The bag grunted and narrowed its eyes, but Penny did not notice.
“I’m waiting, Gregory,” Penny said impatiently. “Either give me back the pie or show me your secret hiding place.”
Gregory opened his mouth and then shut it again. “What time is it?” he asked eventually.
Penny shot him a scornful stare. “I thought you said you had a new watch? Check the time yourself!” she snapped.
Gregory looked at the mound of earth which covered his old self. His heart leapt in delight. “He’s wearing Dad’s watch!” he said in excitement. “I haven’t dropped it yet, which means the bag lady hasn’t followed me yet… I haven’t knocked her out… She hasn’t sent me on the mission yet!” he gave a shriek of sheer joy.
“What are you on about?” Penny eyed him suspiciously.

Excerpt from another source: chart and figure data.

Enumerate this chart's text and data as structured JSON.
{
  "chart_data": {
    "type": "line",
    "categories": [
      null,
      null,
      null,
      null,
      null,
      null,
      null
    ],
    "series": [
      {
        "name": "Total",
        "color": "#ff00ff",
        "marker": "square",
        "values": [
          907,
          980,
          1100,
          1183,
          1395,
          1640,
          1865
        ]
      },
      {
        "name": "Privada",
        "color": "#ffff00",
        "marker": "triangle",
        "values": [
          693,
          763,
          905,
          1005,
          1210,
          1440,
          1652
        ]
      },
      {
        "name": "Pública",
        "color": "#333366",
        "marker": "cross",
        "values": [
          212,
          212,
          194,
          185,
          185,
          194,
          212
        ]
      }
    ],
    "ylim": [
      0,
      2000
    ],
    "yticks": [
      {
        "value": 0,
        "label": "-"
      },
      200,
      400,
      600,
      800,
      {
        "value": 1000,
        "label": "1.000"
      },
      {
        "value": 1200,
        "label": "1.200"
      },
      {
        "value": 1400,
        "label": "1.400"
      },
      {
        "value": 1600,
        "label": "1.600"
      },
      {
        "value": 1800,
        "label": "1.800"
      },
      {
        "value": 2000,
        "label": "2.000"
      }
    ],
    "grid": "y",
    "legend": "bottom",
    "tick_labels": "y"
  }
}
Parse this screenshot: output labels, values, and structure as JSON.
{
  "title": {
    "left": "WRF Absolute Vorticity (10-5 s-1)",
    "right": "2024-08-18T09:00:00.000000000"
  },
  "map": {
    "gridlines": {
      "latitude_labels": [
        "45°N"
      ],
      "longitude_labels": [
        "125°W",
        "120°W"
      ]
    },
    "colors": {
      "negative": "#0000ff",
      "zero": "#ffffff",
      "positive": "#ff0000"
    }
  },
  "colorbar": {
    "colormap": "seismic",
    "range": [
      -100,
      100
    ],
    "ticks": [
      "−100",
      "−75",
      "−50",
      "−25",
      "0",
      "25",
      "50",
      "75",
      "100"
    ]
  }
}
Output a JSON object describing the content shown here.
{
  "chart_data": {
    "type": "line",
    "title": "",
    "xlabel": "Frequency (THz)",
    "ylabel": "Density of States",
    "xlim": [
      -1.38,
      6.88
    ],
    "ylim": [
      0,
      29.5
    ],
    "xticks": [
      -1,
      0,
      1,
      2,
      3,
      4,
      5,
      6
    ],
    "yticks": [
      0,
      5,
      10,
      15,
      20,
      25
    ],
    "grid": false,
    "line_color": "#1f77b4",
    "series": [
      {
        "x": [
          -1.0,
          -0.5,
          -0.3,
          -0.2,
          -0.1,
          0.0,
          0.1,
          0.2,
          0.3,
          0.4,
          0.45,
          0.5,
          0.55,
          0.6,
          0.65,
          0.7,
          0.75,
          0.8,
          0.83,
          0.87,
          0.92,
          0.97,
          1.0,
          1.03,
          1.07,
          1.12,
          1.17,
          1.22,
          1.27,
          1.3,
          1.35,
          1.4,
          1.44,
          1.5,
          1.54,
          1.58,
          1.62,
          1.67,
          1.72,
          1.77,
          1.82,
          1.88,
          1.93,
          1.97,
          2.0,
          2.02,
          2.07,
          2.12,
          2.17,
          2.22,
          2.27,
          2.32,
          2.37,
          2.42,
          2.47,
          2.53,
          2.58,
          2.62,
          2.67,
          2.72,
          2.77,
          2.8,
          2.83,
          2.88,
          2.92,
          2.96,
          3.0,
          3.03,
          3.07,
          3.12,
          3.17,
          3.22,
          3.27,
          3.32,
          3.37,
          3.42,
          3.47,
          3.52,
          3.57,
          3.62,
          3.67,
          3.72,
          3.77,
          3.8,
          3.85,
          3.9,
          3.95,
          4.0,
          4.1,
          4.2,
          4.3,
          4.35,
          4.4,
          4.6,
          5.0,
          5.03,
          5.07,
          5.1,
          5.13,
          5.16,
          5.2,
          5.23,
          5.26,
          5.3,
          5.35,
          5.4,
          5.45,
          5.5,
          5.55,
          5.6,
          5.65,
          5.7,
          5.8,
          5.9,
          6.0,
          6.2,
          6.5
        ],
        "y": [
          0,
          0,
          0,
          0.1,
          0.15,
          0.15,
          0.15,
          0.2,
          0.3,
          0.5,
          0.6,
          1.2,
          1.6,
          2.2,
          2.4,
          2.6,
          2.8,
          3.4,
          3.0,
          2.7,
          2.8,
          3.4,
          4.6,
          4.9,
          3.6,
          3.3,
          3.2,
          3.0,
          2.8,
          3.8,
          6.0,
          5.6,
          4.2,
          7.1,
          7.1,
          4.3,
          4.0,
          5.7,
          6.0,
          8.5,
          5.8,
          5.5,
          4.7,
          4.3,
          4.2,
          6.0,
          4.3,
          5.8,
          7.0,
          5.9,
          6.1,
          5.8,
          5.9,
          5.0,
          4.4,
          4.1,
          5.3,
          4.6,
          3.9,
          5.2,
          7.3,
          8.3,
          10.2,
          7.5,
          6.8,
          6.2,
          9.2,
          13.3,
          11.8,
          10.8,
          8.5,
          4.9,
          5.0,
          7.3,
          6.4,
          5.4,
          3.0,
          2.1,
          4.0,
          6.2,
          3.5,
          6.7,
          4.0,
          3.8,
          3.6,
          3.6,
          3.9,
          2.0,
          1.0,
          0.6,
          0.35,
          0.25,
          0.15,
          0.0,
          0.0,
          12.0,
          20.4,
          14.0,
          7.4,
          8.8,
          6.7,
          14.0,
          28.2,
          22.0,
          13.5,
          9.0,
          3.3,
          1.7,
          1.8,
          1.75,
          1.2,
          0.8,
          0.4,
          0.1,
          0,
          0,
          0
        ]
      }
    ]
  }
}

“Er… Nothing,” Gregory said casually. “Look, I’m sorry about your pie. I’ll buy you a new one.” He turned away feeling rather elated, in a dizzy foolish sort of way. He would go home and pretend everything was normal. Then he would sneak back in the night, retrieve his father’s watch and go on with his life from here. He was feeling mighty proud of himself when a startling revelation dawned on him. If he wanted to go on as though nothing had happened he would need to somehow permanently dispose of his other self. “How on earth will I do that?” Gregory wondered with a shudder. Would he have to fight himself? Who would win in a fight with himself? And if the case came to trial, who would be entitled to be the true Gregory Bedcarrots? If you are quite happy being one person and then another one of you comes along, does it count as murder to kill the spare you?
Gregory started to feel a little bit sick. He picked up the bag, forced a brisk smile and started to hurry out of Penny’s garden.
“Hey Gregory!” Penny called after him. “What’s that little blue lizard on your shoulder?”